Another challenge with managing these patients stems from the tendency in the gastroenterology community to designate anyone with esophageal GERD-like symptoms not related to eosinophilic esophagitis that do not improve with PPIs as having refractory GERD, implying that it is the treatment of the condition that is inadequate. If objective documentation of GERD is not available, esophageal pH (or pH impedance) monitoring performed off antireflux therapy will help determine whether abnormal acid or reflux exposure is present. In this setting, if reflux parameters are normal but symptoms correlate with reflux events, acid sensitivity can be diagnosed; if symptoms do not correlate with reflux events, a functional basis for symptoms can be suspected. In both of these instances, treatments for esophageal hypersensitivity may be appropriate. It is worthwhile to use an algorithmic approach to refractory symptoms in this fashion and utilize neuromodulators to suppress symptoms prior to considering a surgical approach to management.
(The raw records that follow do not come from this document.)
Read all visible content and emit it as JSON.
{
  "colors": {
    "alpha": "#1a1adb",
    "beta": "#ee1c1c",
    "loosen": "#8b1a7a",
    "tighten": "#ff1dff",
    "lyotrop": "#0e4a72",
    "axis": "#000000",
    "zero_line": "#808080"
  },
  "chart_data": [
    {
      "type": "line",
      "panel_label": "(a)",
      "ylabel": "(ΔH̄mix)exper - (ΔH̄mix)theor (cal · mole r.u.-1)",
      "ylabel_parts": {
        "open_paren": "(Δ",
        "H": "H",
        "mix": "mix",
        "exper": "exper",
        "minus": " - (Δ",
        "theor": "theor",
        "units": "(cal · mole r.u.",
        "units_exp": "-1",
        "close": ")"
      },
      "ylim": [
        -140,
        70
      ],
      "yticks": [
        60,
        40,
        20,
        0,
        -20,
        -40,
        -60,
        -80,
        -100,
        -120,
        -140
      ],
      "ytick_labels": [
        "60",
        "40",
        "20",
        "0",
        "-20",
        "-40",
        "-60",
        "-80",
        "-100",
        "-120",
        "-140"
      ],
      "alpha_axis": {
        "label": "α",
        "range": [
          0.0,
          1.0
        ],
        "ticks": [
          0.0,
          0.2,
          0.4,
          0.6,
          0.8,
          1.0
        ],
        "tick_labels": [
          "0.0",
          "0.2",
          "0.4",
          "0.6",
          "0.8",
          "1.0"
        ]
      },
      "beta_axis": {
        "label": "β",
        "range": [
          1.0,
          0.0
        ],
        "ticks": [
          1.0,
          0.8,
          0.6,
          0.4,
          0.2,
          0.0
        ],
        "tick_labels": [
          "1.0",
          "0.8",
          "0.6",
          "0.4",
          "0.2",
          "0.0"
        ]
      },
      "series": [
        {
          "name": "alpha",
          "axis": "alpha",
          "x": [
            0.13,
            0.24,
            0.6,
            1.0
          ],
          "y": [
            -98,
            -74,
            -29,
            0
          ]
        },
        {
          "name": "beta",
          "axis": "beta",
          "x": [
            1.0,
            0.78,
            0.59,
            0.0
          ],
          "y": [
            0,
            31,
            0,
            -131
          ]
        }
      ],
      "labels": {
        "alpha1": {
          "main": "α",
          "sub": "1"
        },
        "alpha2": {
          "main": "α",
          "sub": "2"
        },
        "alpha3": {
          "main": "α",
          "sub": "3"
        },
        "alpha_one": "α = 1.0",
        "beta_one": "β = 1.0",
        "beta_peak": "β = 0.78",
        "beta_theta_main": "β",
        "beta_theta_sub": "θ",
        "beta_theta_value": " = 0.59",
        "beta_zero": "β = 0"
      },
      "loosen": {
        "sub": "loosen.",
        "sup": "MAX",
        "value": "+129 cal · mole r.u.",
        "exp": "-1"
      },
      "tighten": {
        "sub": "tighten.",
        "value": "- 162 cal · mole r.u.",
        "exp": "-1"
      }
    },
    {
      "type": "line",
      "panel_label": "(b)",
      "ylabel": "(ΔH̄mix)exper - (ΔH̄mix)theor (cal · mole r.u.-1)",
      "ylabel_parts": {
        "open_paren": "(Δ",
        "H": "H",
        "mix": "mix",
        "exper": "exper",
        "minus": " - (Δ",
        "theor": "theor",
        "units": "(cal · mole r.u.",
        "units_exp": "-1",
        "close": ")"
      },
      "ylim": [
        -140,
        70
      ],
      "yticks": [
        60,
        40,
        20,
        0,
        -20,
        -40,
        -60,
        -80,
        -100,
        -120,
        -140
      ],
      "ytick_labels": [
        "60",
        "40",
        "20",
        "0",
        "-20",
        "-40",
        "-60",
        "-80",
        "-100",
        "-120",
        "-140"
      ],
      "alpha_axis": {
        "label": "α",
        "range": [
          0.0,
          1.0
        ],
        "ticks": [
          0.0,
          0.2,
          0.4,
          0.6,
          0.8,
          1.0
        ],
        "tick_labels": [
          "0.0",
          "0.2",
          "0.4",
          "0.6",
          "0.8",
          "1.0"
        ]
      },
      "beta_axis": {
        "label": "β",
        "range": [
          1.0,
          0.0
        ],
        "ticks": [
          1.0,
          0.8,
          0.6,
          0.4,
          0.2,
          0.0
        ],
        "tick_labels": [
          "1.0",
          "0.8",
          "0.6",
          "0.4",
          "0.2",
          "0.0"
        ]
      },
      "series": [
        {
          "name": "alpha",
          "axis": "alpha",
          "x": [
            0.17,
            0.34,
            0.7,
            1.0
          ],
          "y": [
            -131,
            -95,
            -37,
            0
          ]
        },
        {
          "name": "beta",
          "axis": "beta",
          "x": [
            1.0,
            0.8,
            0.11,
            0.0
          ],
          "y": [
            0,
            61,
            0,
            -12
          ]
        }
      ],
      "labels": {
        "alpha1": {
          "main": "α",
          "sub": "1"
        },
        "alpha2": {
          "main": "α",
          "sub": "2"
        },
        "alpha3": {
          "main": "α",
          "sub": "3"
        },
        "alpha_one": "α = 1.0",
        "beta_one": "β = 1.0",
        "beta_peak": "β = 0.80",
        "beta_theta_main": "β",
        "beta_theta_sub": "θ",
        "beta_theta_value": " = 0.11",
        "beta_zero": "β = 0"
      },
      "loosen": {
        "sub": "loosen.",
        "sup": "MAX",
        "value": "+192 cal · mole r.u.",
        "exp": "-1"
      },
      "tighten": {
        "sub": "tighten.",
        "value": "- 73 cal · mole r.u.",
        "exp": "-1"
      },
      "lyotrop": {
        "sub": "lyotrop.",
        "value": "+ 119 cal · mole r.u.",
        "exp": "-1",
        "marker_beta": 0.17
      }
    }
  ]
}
With persisting esophageal symptoms, patients and physicians alike often continue to worry about a cardiac etiology for symptoms, leading to emergency room visits, hospitalizations, and invasive cardiac testing that results in increased healthcare utilization. These are good indications to document whether reflux events trigger symptoms using pH or pH impedance monitoring and to assess esophageal motor patterns that are associated with visceral hypersensitivity with esophageal manometry. Explanation of symptom generation, when supported by objective test results, may reduce patient (and referring-physician) anxiety and, consequently, reduce healthcare utilization and improve quality of life in these patients.
G&H What are the next steps in research in this area?
CPG Using high-resolution manometry, my colleagues and I have identified a shift in contraction vigor to the distal of 2 smooth muscle contraction segments in the esophagus in the presence of esophageal hypersensitivity. Others have described a correlation between higher esophageal contraction amplitudes and esophageal symptom reporting using balloon distension studies, and sustained esophageal smooth muscle thickening (potentially related to longitudinal muscle contraction) has been identified as a potential correlate on high-frequency esophageal ultrasound. Further studies are needed to determine whether these patterns of smooth muscle contraction have a physiologic or pathophysiologic basis in symptom generation. Identification of patient phenotypes that predispose patients to visceral hypersensitivity will allow better prediction of functional syndromes. Functional imaging studies may help identify whether abnormal central mechanisms are more prevalent in patients with such hypersensitivity and, consequently, whether central abnormalities, if any, predate the development of esophageal symptoms.